Выбрать главу

— Или когда мы носим очки — подхватил я. — Например, иногда я ношу солнечные очки не потому, что светит солнце, а потому, что мне так удобнее закрываться от взглядов людей, отчего становится комфортнее. — Боже, зачем я говорю это девушке?!

— Да, — подтвердила Кира, — со мной тоже так бывает. А еще я помню, как первый раз надела очки от близорукости, Вроде бы по сути это ничего не меняет, но только мир вокруг приобретает четкость и многое всплывает, чего ты раньше не замечал. А ты когда-нибудь смотрел на мир через бокал вина? Бокал пустеет, а твой взгляд на мир становится все мутнее и мутнее.

— Или через бутылку пива, тут мир даже можно подкрасить, так как стекло цветное, — пошутил я. Мы рассмеялись. — Или через стекло автомобиля, — продолжил я, увлекшись нашим разговором. Ты сидишь внутри как в коробке и наблюдаешь за вереницей людей по обе стороны тротуара. И ты вроде бы среди людей, и ты вне их.

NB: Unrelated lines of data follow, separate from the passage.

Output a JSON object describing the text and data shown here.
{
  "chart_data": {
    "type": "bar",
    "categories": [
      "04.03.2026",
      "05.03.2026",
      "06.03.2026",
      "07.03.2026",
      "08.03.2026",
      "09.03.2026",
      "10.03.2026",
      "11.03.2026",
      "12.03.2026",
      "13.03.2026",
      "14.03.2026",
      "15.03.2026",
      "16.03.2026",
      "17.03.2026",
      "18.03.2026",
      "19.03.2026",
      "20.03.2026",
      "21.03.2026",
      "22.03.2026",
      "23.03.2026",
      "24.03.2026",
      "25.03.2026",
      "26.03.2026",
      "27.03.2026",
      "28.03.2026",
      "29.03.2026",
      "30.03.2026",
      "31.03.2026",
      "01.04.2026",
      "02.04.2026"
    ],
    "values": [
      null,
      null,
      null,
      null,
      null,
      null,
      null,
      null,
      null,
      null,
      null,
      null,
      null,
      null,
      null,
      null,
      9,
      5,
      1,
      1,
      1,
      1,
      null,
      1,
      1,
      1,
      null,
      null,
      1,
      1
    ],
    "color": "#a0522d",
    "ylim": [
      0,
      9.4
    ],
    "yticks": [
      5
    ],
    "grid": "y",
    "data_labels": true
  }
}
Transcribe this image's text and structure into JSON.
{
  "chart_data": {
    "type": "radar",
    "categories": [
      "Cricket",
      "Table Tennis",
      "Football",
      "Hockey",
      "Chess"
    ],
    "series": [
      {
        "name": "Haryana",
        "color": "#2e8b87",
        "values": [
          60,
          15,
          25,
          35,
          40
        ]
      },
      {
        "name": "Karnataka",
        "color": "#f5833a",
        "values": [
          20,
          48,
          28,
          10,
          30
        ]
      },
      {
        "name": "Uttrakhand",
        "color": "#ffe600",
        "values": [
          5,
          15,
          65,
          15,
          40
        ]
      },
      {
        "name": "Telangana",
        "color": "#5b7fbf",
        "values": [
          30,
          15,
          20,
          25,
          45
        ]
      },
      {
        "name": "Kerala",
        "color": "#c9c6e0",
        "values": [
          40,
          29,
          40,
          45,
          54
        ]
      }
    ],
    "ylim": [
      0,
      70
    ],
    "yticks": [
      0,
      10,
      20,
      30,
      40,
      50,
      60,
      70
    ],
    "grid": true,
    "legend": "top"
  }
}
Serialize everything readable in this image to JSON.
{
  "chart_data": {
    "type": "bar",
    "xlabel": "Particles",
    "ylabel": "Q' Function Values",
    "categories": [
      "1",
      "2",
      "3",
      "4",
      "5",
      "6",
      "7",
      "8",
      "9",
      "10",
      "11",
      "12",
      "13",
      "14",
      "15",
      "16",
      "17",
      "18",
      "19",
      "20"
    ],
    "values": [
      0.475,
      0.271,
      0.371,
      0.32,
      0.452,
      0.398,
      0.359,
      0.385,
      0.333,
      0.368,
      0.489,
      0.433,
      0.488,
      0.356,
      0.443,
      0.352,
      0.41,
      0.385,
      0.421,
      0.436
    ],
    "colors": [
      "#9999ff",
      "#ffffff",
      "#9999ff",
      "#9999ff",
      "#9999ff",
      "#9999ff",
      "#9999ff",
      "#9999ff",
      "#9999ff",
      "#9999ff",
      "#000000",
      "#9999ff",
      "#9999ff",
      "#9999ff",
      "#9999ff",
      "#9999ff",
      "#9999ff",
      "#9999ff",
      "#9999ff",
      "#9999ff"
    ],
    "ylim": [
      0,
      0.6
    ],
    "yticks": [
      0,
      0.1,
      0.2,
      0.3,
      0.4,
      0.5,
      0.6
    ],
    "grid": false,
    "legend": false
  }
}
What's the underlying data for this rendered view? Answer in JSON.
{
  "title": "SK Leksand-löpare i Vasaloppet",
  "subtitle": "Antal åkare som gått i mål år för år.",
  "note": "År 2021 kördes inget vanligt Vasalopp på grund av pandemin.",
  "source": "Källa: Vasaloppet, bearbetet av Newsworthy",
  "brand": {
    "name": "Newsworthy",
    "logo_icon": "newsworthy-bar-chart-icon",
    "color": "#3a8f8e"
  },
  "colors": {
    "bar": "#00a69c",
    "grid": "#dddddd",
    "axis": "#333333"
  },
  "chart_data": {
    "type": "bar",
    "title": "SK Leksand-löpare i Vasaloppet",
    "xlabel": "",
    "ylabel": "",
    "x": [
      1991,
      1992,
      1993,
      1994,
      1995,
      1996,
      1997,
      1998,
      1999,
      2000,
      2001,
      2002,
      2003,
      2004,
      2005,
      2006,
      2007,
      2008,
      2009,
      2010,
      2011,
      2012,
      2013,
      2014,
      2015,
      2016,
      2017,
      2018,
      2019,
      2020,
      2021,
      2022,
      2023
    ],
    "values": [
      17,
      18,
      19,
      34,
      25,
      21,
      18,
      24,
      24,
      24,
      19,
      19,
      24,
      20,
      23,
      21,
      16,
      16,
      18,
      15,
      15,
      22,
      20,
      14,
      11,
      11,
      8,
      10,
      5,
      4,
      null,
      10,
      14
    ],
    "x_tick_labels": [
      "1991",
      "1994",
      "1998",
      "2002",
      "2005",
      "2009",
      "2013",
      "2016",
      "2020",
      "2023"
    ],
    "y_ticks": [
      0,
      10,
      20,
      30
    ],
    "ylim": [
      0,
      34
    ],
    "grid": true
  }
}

И от этого тебе уютно.

— Стекло — это ведь как наши иллюзии? — нахмурилась Кира. — Мне кажется, все вокруг сейчас стремятся разбить как можно больше стекол вокруг себя в попытках избавиться от стереотипов. Но мне кажется, эти стекла нельзя трогать, ведь это наши защитные механизмы, и, избавившись от них, мы становимся какими-то незащищенными. Подумать только, они такие хрупкие, раз — и разбилась очередная иллюзия, а человек на грани срыва.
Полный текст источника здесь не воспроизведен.